Researchers discovered an SSH vulnerability, called Terrapin, that could allow an attacker to downgrade the connection’s security.
Security researchers from Ruhr University Bochum (Fabian Bäumer, Marcus Brinkmann, Jörg Schwenk) discovered a vulnerability, called Terrapin (CVE-2023-48795, CVSS score 5.9), in the Secure Shell (SSH) cryptographic network protocol. An attacker can trigger the flaw to downgrade the connection’s security implemented by the protocol.
The Secure Shell Protocol (SSH) is a cryptographic network protocol for operating network services securely over an unsecured network. Its most notable applications are remote login and command-line execution.
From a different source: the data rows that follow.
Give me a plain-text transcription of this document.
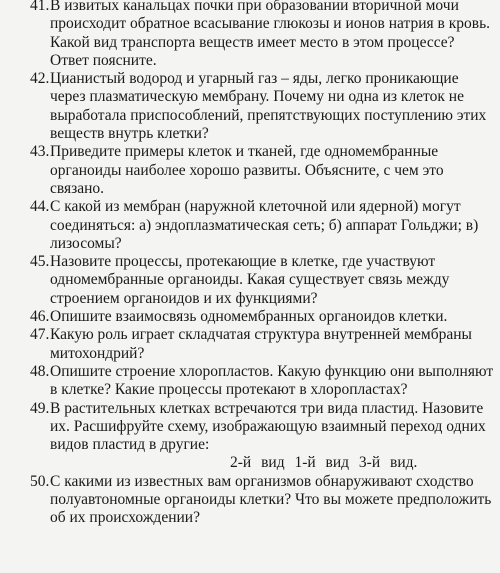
41. В извитых канальцах почки при образовании вторичной мочи происходит обратное всасывание глюкозы и ионов натрия в кровь. Какой вид транспорта веществ имеет место в этом процессе? Ответ поясните.
42. Цианистый водород и угарный газ – яды, легко проникающие через плазматическую мембрану. Почему ни одна из клеток не выработала приспособлений, препятствующих поступлению этих веществ внутрь клетки?
43. Приведите примеры клеток и тканей, где одномембранные органоиды наиболее хорошо развиты. Объясните, с чем это связано.
44. С какой из мембран (наружной клеточной или ядерной) могут соединяться: а) эндоплазматическая сеть; б) аппарат Гольджи; в) лизосомы?
45. Назовите процессы, протекающие в клетке, где участвуют одномембранные органоиды. Какая существует связь между строением органоидов и их функциями?
46. Опишите взаимосвязь одномембранных органоидов клетки.
47. Какую роль играет складчатая структура внутренней мембраны митохондрий?
48. Опишите строение хлоропластов. Какую функцию они выполняют в клетке? Какие процессы протекают в хлоропластах?
49. В растительных клетках встречаются три вида пластид. Назовите их. Расшифруйте схему, изображающую взаимный переход одних видов пластид в другие:
2-й вид 1-й вид 3-й вид.
50. С какими из известных вам организмов обнаруживают сходство полуавтономные органоиды клетки? Что вы можете предположить об их происхождении?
Terrapin is a prefix truncation attack, it works by breaking the integrity of SSH’s secure channel.
“By carefully adjusting the sequence numbers during the handshake, an attacker can remove an arbitrary amount of messages sent by the client or server at the beginning of the secure channel without the client or server noticing it.” reads the advisory published by the researchers. “The attack can be performed in practice, allowing an attacker to downgrade the connection’s security by truncating the extension negotiation message (RFC8308) from the transcript. The truncation can lead to using less secure client authentication algorithms and deactivating specific countermeasures against keystroke timing attacks in OpenSSH 9.5.”
The truncation may result in the utilization of less secure client authentication algorithms and the deactivation of specific countermeasures against keystroke timing attacks in OpenSSH 9.5.
To perform the Terrapin attack, a threat actor must be able to perform a MitM attack at the network layer. Another pre-requirement is that the connection must be secured by either ChaCha20-Poly1305 or CBC with Encrypt-then-MAC.
The Terrapin attack could allow to intercept sensitive data or take over critical systems using administrator privileged access.
The following image shows the Terrapin attack.
“The attacker can drop the EXT_INFO message, used for negotiating several protocol extensions, without the client or server noticing it. Usually, packet deletion would be detected by the client when receiving the next binary packet sent by the server, as sequence numbers would mismatch.” continues the analysis. “To avoid this, an attacker injects an ignored packet during the handshake to offset the sequence numbers accordingly.”
The researchers published a full technical paper titled “Terrapin Attack: Breaking SSH Channel Integrity By Sequence Number Manipulation.”
The experts also published a simple console application on GitHub written in Go that can allow to determine whether an SSH server or client is vulnerable to the Terrapin attack.